Les lois Montagne (2016) et Littoral (1986) encadrent strictement l’urbanisation dans leurs zones respectives pour protéger le patrimoine naturel et paysager. Elles imposent des règles précises pour limiter l’étalement urbain et préserver ces territoires sensibles. Ces lois s’imposent aux documents d’urbanisme et aux autorisations d’urbanisme, en utilisant des mécanismes d’opposabilité : l’opposabilité directe concerne leur application immédiate aux projets d’urbanisme, tandis que l’opposabilité indirecte s’applique via des documents de planification ou des mécanismes de compatibilité. La compatibilité limitée permet une certaine souplesse dans l’application de ces lois, sous réserve de respecter des limites fixées, notamment en termes de capacité d’accueil des espaces urbanisés, afin de garantir un équilibre entre développement et protection.
Les lois Montagne et Littoral constituent des garde-fous juridiques essentiels pour assurer un équilibre entre urbanisation et protection des territoires sensibles, en imposant des règles strictes qui s’imposent aux projets et documents d’urbanisme.
Schémas sectoriels : Ce sont des outils qui traduisent opérationnellement les orientations globales en ciblant des enjeux spécifiques tels que la gestion de l’eau ou la biodiversité. Leur rôle est de préciser concrètement comment atteindre certains objectifs fixés par les schémas d’aménagement, en se concentrant sur un enjeu précis sans organiser globalement le territoire. Ces schémas ont une portée supra-communale, suivant la logique de l’enjeu traité (par exemple, gestion de l’eau à l’échelle du bassin hydrographique). Ils sont élaborés à de larges échelles par l’État ou des autorités spécialisées et s’imposent indirectement aux documents d’urbanisme locaux.
Schéma directeur d’aménagement et de gestion des eaux (SDAGE) : Exemple de schéma sectoriel qui concerne la gestion de l’eau, traduisant les orientations stratégiques pour la protection et la gestion durable des ressources en eau.
Schéma d’aménagement et de gestion des eaux (SAGE) : Autre exemple de schéma sectoriel, il précise la gestion locale ou territoriale de l’eau, en cohérence avec le SDAGE.

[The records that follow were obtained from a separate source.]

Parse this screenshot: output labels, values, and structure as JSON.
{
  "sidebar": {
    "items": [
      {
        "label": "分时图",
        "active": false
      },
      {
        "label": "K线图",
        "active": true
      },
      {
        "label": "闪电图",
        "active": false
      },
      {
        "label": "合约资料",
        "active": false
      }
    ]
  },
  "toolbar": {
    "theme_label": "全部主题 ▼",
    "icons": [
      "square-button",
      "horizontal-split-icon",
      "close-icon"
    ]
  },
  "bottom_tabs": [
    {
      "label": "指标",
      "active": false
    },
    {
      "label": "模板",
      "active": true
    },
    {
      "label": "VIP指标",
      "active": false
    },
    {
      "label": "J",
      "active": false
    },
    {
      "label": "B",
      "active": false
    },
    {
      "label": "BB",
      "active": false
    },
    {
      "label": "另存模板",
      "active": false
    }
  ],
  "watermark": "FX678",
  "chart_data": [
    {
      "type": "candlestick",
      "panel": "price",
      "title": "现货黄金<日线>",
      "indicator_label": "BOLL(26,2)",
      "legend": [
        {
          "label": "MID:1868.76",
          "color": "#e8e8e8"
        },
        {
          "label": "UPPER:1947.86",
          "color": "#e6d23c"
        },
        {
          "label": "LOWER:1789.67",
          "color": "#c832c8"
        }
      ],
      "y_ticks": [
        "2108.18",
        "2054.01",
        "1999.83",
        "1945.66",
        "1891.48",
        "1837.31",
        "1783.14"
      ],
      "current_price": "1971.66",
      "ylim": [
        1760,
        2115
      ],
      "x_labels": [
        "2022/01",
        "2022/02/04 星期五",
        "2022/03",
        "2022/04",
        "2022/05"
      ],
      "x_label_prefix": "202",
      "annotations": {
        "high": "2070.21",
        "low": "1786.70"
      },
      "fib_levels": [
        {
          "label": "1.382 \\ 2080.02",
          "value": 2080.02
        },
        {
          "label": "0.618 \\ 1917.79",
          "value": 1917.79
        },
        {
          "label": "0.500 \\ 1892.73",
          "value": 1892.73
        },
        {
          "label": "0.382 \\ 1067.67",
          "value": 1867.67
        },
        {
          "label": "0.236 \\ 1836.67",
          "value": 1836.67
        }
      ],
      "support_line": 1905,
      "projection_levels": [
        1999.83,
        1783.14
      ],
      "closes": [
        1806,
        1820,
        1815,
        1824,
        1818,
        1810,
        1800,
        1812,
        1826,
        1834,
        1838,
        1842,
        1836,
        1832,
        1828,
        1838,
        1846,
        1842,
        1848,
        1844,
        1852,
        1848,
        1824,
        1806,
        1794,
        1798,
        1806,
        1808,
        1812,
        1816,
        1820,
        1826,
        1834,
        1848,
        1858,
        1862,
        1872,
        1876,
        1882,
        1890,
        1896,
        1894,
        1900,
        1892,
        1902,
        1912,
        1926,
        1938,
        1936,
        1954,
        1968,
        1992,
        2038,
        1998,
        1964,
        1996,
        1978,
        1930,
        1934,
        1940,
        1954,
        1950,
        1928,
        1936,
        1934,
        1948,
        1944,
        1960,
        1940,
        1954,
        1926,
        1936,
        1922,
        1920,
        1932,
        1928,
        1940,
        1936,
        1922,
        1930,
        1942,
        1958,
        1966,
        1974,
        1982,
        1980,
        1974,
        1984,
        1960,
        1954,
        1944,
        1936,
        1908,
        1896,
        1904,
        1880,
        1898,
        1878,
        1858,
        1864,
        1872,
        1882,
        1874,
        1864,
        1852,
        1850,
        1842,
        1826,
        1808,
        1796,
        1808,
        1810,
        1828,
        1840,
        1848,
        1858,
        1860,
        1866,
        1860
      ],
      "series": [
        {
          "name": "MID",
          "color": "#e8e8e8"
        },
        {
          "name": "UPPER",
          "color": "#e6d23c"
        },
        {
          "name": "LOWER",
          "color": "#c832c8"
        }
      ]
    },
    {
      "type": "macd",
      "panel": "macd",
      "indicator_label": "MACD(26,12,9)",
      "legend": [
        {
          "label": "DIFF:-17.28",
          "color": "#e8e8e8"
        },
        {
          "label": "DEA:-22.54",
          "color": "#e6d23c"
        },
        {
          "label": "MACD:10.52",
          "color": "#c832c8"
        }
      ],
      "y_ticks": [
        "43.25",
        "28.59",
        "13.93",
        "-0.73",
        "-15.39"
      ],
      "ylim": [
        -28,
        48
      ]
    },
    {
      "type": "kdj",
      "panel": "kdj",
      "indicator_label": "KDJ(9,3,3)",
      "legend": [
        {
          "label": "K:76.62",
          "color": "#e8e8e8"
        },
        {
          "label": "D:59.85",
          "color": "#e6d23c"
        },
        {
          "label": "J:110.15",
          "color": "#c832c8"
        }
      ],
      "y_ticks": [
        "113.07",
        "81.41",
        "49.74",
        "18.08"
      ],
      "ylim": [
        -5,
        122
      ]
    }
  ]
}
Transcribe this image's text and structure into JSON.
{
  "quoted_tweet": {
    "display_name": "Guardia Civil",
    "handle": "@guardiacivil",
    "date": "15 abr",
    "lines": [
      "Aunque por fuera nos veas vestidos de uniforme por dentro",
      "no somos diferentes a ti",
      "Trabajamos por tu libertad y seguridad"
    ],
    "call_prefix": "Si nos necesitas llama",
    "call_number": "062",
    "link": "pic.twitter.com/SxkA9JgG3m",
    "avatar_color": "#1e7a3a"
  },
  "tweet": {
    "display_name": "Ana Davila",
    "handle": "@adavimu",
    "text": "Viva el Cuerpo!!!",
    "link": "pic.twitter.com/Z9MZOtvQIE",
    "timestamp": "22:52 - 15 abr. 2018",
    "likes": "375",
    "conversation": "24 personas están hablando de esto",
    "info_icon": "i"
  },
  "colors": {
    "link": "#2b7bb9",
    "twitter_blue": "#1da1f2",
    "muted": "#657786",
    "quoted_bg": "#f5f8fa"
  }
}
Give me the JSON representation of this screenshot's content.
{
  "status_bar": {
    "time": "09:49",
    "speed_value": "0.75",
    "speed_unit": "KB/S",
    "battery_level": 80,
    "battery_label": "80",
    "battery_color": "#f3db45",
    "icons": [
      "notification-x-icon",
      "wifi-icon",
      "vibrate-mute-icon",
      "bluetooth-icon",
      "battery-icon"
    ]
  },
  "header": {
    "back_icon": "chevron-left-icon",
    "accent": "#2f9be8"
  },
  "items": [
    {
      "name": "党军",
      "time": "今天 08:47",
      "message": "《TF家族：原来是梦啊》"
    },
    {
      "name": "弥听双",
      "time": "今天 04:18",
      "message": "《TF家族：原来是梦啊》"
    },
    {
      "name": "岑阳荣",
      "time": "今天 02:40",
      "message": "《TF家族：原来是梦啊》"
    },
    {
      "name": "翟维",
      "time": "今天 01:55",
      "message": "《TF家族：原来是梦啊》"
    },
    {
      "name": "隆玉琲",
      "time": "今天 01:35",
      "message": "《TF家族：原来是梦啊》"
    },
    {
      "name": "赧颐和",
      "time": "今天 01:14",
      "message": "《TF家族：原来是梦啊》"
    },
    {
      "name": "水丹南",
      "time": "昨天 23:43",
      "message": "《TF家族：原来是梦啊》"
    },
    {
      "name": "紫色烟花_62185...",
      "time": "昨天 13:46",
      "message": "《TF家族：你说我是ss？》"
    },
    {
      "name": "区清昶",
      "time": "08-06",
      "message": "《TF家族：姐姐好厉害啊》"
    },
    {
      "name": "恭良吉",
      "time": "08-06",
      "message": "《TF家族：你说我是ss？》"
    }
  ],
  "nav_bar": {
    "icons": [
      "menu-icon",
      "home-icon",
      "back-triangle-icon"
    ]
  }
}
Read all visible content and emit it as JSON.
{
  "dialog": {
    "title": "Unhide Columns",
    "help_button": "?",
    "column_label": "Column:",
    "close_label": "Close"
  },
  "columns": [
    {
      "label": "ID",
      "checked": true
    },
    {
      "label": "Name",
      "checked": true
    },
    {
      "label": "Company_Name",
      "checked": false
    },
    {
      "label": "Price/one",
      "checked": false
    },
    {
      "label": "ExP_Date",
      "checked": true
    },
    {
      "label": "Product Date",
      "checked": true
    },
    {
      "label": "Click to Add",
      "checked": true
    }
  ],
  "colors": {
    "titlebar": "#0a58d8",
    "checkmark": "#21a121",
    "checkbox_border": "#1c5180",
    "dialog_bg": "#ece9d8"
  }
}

Directive Habitats-Faune-Flore : Directive européenne qui impose des évaluations d’incidences pour tout projet susceptible d’affecter les sites Natura 2000, visant à protéger les habitats et la faune.
Directive Oiseaux : Directive européenne qui, comme la précédente, impose des évaluations d’incidences pour les projets pouvant impacter les sites Natura 2000, mais spécifiquement pour les espèces d’oiseaux.
Réseau Natura 2000 : Réseau européen de sites protégés, résultant des directives Habitats et Oiseaux, destiné à assurer la conservation de la biodiversité en Europe.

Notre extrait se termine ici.